- Country: Nazi Germany
- Branch: Schutzstaffel
- Type: Security
- Size: Regiment
- Garrison/HQ: Wehrkreis XII

= 8th SS Police Regiment =

The 8th SS Police Regiment (SS-Polizei-Regiment 8) was initially named the 8th Police Regiment (Polizei-Regiment 8) when it was formed in 1942 from existing Order Police (Ordnungspolizei) units for security duties on the Eastern Front. It was redesignated as an SS unit in early 1943.

==Formation and organization==
The regiment was ordered formed in July 1942 in Russia, but the regimental headquarters was not formed until 2 September. Police Battalion 91 (Polizei-Bataillon 91), Police Battalion 111 and Police Battalion 134 were redesignated as the regiment's first through third battalions, respectively. All of the police regiments were redesignated as SS police units on 24 February 1943.

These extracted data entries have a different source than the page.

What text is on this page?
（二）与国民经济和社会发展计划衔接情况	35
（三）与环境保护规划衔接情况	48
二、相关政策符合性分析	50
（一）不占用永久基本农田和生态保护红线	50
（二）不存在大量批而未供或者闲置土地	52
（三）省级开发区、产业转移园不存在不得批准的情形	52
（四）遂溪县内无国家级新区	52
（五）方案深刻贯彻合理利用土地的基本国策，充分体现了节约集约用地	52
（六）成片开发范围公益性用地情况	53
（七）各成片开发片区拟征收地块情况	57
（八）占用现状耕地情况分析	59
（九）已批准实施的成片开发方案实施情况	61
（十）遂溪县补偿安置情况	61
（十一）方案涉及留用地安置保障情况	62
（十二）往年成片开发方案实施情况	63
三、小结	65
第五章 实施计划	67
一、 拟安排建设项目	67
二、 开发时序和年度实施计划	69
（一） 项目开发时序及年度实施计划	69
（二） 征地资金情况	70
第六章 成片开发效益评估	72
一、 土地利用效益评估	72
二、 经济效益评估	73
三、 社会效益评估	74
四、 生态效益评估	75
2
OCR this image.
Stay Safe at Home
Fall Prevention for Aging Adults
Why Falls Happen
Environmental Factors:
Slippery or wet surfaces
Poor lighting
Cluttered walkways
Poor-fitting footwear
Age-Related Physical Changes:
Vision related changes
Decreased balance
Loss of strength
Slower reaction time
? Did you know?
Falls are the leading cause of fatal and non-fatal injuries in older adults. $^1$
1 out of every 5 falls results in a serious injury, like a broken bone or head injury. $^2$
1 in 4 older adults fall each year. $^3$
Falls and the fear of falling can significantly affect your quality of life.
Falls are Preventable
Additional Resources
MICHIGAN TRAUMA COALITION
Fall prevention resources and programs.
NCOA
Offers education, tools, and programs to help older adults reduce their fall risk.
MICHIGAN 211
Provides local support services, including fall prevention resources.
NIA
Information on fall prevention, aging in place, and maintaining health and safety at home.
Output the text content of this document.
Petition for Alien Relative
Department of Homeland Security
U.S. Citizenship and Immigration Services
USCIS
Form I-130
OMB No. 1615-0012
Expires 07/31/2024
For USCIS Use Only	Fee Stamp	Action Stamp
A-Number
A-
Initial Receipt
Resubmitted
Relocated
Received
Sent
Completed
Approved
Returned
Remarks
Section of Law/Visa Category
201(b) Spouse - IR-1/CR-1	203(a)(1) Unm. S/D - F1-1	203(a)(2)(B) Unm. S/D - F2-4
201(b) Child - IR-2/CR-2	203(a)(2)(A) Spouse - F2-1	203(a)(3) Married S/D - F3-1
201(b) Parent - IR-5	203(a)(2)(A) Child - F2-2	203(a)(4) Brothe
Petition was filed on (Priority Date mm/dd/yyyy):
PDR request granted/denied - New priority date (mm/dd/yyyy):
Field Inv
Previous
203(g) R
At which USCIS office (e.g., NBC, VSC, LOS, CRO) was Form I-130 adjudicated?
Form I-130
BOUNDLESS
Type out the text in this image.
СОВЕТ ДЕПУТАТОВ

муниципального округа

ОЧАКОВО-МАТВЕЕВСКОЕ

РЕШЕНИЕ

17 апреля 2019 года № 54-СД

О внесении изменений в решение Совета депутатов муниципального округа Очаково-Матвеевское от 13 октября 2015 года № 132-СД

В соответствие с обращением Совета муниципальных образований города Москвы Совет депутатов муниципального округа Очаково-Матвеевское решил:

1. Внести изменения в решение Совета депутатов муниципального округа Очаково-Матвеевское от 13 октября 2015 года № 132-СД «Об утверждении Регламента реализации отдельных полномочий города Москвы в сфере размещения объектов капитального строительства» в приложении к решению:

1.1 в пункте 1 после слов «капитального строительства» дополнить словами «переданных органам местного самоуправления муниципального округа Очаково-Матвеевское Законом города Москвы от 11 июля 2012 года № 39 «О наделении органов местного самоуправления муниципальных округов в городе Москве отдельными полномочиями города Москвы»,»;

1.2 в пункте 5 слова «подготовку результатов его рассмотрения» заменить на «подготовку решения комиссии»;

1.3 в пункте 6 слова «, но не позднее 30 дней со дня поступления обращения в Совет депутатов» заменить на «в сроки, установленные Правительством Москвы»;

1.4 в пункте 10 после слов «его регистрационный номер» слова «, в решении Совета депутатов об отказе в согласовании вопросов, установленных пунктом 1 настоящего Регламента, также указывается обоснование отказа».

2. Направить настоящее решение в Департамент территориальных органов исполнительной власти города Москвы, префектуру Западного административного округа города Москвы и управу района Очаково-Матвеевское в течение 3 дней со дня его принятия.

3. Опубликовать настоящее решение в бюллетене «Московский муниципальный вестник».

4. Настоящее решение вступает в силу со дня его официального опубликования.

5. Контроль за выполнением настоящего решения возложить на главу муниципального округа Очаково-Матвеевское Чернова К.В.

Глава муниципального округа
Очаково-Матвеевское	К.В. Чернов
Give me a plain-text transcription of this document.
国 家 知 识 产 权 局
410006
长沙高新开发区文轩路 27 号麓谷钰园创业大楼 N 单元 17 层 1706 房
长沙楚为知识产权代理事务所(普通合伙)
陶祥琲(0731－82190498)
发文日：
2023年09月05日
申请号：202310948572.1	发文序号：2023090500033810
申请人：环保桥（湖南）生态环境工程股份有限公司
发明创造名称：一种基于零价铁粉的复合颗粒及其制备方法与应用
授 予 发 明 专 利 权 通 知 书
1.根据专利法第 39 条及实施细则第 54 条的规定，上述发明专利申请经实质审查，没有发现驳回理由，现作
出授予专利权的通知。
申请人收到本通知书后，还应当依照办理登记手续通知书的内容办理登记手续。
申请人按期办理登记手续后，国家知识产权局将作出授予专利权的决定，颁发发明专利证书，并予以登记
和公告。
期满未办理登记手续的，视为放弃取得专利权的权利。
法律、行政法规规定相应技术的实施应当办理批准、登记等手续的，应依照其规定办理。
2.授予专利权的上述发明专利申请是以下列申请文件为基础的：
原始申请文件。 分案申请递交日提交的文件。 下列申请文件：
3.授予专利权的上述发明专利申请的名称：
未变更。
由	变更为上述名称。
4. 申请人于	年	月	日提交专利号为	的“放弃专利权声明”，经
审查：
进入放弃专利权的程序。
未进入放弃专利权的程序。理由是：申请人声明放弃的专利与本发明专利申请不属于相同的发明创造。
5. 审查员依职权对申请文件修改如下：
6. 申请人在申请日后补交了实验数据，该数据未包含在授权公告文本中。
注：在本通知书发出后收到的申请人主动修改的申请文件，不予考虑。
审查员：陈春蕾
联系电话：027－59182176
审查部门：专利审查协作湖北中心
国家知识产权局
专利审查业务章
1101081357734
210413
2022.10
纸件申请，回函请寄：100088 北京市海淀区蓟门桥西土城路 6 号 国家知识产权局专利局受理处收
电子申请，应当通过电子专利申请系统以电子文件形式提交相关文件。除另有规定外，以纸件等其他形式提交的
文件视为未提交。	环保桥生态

The regimental headquarters was destroyed in January 1943 and its remnants were withdrawn to Gotenhafen-Adlershorst, (now [Gdynia-Orłowo], Poland), where they were used to help form the first battalion of the 36th Police Rifle Regiment (Polizei-Schützen Regiment 36) in mid-1943. Its battalions, however, were assigned to different German Army security divisions and did not suffer its fate.

The 8th SS Police Regiment was reformed in November 1944, presumably in the Protectorate of Bohemia and Moravia, with four newly raised battalions. The regiment fought in Hungary in 1944–45 and it may have been deployed near Stettin, Germany (now Szczecin, Poland), in March 1945. Its fourth battalion was disbanded in April.